In fact 6 of the current Top 10 are new to this list, and one other has had a significant upgrade since debuting at number 17 in the most recent list.
That upgraded machine is Sequoia which moved into the Number 1 spot with a sustained speed of 16.32 petaflop/s.
Sequoia, Based at the Lawrence Livermore National Laboratory, contains 1,572,864 CPU cores (the first to have more than 1,000,000) - a considerable increase over the 65,536 which took it to 17th place in the previous list. Oddly enough the speed increase almost exactly matches the 24-fold increase in the processor count. Also, although iTWire announced the development of this computer, and it's exact details nearly two years ago, the machine was un-named in the previous list.
There are plenty of other facts to glean from the list - for instance Peter Jackson's five identical Hewlett Packard machines have fallen off the bottom of the list and there are currently 6 Australian machines listed. Also, in the previous list, just the first 10 machines exceeded 1pf/s; this time there are 20 exceeding that level of performance. At the other end of the list, the lowest ranked November 2011 computer still in the list, South Africa's Tsessebe, moved from position 329 to 497. There are 167 computers new to the current list.
As always, Linux rules the roost - just 25 are running something else (mostly some other Unix). Only two are running Windows HPC.
Offering power efficiency of over 2,000 Mflops/watt, ALL of the IBM BlueGene/Q computers (20 in the current list) offer nearly double the efficiency of any other machine (the best being 1,266 Mflops/Watt achieved by the nameless Bull B505 machine in Barcelona). Interestingly, some of the least efficient machines are the Crays - Jaguar for instance, the first machine to break the 1Pflop/s barrier has only 1 sixth the efficiency at 377.5 Mflops/watt. This means it needs considerably more cooling to dissipate the heat produced by the processors.
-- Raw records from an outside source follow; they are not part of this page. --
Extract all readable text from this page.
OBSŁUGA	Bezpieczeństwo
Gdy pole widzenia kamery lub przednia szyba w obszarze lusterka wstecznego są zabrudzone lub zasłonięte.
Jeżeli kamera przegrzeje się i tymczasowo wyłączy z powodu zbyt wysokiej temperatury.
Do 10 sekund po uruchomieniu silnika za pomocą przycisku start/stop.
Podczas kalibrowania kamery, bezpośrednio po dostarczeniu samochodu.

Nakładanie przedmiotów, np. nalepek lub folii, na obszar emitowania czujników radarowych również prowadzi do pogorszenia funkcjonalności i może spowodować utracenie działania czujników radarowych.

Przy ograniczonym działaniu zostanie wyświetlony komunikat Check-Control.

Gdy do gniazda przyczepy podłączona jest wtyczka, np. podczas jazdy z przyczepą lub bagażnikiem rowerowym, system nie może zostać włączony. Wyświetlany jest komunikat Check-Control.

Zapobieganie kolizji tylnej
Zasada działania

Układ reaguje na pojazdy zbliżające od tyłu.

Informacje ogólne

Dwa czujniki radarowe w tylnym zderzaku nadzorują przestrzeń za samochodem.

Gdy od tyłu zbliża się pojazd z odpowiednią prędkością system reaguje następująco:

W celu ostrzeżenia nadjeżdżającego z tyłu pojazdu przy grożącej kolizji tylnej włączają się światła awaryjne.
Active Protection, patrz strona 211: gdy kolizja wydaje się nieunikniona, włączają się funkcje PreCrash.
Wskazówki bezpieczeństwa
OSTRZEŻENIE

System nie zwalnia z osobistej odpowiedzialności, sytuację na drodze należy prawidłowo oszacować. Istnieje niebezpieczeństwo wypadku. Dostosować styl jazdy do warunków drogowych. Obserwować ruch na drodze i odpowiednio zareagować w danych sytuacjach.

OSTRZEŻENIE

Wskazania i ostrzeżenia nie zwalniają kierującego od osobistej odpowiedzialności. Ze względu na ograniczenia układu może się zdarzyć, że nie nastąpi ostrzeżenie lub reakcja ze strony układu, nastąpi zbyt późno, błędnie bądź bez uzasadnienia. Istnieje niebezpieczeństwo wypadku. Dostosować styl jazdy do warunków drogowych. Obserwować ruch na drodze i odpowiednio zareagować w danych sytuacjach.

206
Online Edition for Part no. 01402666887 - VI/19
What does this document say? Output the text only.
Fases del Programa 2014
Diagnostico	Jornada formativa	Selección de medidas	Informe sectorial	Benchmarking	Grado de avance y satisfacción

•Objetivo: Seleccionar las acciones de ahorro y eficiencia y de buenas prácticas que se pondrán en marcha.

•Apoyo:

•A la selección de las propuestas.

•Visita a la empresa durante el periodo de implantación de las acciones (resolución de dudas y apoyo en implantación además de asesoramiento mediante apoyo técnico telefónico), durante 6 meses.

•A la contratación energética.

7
Recent reports indicate that a new machine to be built on Canberra will be the fastest in the southern hemisphere, with a planned speed of 1.2 pflop/s. Prior to today's list, this would have taken 5th place on the list, but now it would only make 14th. Even worse, the machine won't be commissioned until early next year, meaning it won't be included until the June 2013 list, where it would be in doubt to make the top 25. In addition, plans are afoot for a 1.5 pflop/s machine in Perth to handle the computational requirements of the SKA radio telescope project.